Immaginate la sorpresa della troupe delle Iene quando l’altra sera si è sentita parlare di Dio da un bambino 12enne scampato alla possibile tragedia del bus sulla paullese. Come noto, tutti i giornali hanno parlato diffusamente di Ramy, il giovane di origini egiziane che, telefonando alla madre sul bus dirottato a Crema, ha sventato l’attentato. Tutti a occuparsi di lui, anche a causa della polemica sulla cittadinanza che ha coinvolto il vicepremier Matteo Salvini.
Invece nessuno si è occupato di tutti quegli altri ragazzini che hanno vissuto il sequestro senza conquistare le prime pagine dei giornali, senza diventare simbolo di qualcosa, ma vivendo in modo non meno partecipato e non meno attivo il dramma. Tra questi anche il ragazzino che si era offerto come ostaggio e quell’altro che invece aveva raccolto un cellulare caduto per passarlo poi a Ramy. Per loro, meno propensione a considerarli eroi, eppure hanno avuto fegato.
Ce n’è un altro, tra loro, che non si è guadagnato il titolo di eroe, ma che ha dato una lezione a tutti con quell’urlo liberatorio che i giornali hanno interpretato come un “ti amo”, non si sa bene rivolto a chi.

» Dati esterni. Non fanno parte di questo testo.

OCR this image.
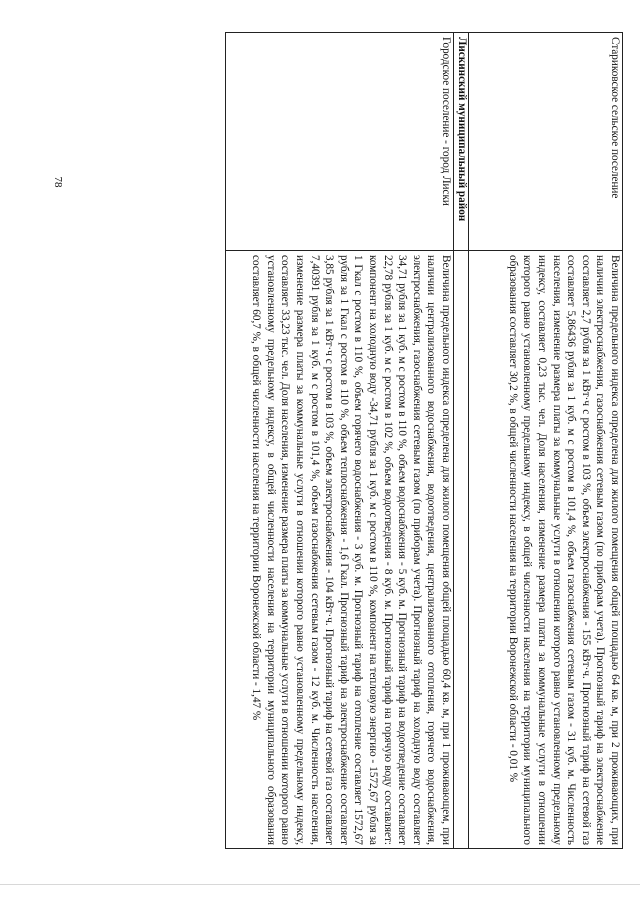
78	Стариковское сельское поселение	Величина предельного индекса определена для жилого помещения общей площадью 64 кв. м, при 2 проживающих, при наличии электроснабжения, газоснабжения сетевым газом (по приборам учета). Прогнозный тариф на электроснабжение составляет 2,7 рубля за 1 кВт·ч с ростом в 103 %, объем электроснабжения - 155 кВт·ч. Прогнозный тариф на сетевой газ составляет 5,86436 рубля за 1 куб. м с ростом в 101,4 %, объем газоснабжения сетевым газом - 31 куб. м. Численность населения, изменение размера платы за коммунальные услуги в отношении которого равно установленному предельному индексу, составляет 0,23 тыс. чел. Доля населения, изменение размера платы за коммунальные услуги в отношении которого равно установленному предельному индексу, в общей численности населения на территории муниципального образования составляет 30,2 %, в общей численности населения на территории Воронежской области - 0,01 %
Лискинский муниципальный район	
Городское поселение - город Лиски	Величина предельного индекса определена для жилого помещения общей площадью 60,4 кв. м, при 1 проживающем, при наличии централизованного водоснабжения, водоотведения, централизованного отопления, горячего водоснабжения, электроснабжения, газоснабжения сетевым газом (по приборам учета). Прогнозный тариф на холодную воду составляет 34,71 рубля за 1 куб. м с ростом в 110 %, объем водоснабжения - 5 куб. м. Прогнозный тариф на водоотведение составляет 22,78 рубля за 1 куб. м с ростом в 102 %, объем водоотведения - 8 куб. м. Прогнозный тариф на горячую воду составляет: компонент на холодную воду -34,71 рубля за 1 куб. м с ростом в 110 %, компонент на тепловую энергию - 1572,67 рубля за 1 Гкал с ростом в 110 %, объем горячего водоснабжения - 3 куб. м. Прогнозный тариф на отопление составляет 1572,67 рубля за 1 Гкал с ростом в 110 %, объем теплоснабжения - 1,6 Гкал. Прогнозный тариф на электроснабжение составляет 3,85 рубля за 1 кВт·ч с ростом в 103 %, объем электроснабжения - 104 кВт·ч. Прогнозный тариф на сетевой газ составляет 7,40391 рубля за 1 куб. м с ростом в 101,4 %, объем газоснабжения сетевым газом - 12 куб. м. Численность населения, изменение размера платы за коммунальные услуги в отношении которого равно установленному предельному индексу, составляет 33,23 тыс. чел. Доля населения, изменение размера платы за коммунальные услуги в отношении которого равно установленному предельному индексу, в общей численности населения на территории муниципального образования составляет 60,7 %, в общей численности населения на территории Воронежской области - 1,47 %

C’è chi, come qualche rotocalco, ha addirittura detto che era rivolto alla sua fidanzata. Sarà. Invece la spiegazione è molto più semplice, ma se vogliamo, anche molto più profonda.
Lui si chiama Guglielmo e a incaricarsi di andare a trovarlo ci ha pensato la troupe delle Iene. La trasmissione Mediaset si aspettava di trovarsi di fronte un ragazzino innamorato di chissà quale coetanea, invece, ha dovuto fare la scoperta che non si aspettava: «Macché – ha detto Gugliemo – quel “ti amo” era rivolto a Dio». Sorpresa.
Gugliemo ha infatti spiegato che sul pullman erano tutti terrorizzati e che molti di loro si sono affidati a Dio con preghiere e voti personali. Quando il gioco si fa duro, l’anima si rivolge a Dio, con quella naturalezza tipica dei bambini. Guglielmo ha così detto che una volta uscito dal bus ha urlato a squarciagola tutto il suo amore verso Colui che – con la sua onnipotenza e misericordia – riteneva il vero responsabile della salvezza sua e dei suoi compagni.
Un gesto istintivo e liberatorio, puro e semplice. Che solo un bambino è in grado di fare senza secondi fini. E che ci insegna l’importanza della riconoscenza e della gratitudine. La stessa riconoscenza che Gesù raccomandava ai miracolati e che S. Teresa del Bambino Gesù, anche lei senza aver studiato teologia, intuì meravigliosamente. Una virtù cristiana, quella della gratitudine, che è parte integrante della giustizia divina e che ci mette nella condizione di sentirci beneficati senza alcun diritto da Dio, del quale diventiamo debitori.
Quell’urlo ci insegna un’altra grande verità: in tutto quello che ci accade nella vita dobbiamo abituarci a ringraziare Dio. Perché lui, anche se non lo capiamo subito, è capace di tirare fuori il bene anche da quello che noi in quel momento vediamo come un male. Basta poco, basta un semplice “Grazie a Dio”, espressione che recitiamo troppe volte con troppa distrazione per apprezzarla veramente come invece ci insegna Guglielmo.
Se lo capiamo è merito anche dei bambini, che pensano a Dio naturaliter, con quella naturalezza evangelica, che noi spesso vogliamo cancellare dai nostri schemi mentali. E che il sistema mediatico, appropriandosi strumentalmente di quel grido, non riesce proprio a riconoscere perché nemmeno si pone il problema. Il problema – bellissimo – di Dio. E del bisogno di ringraziare qualcuno più in alto di noi.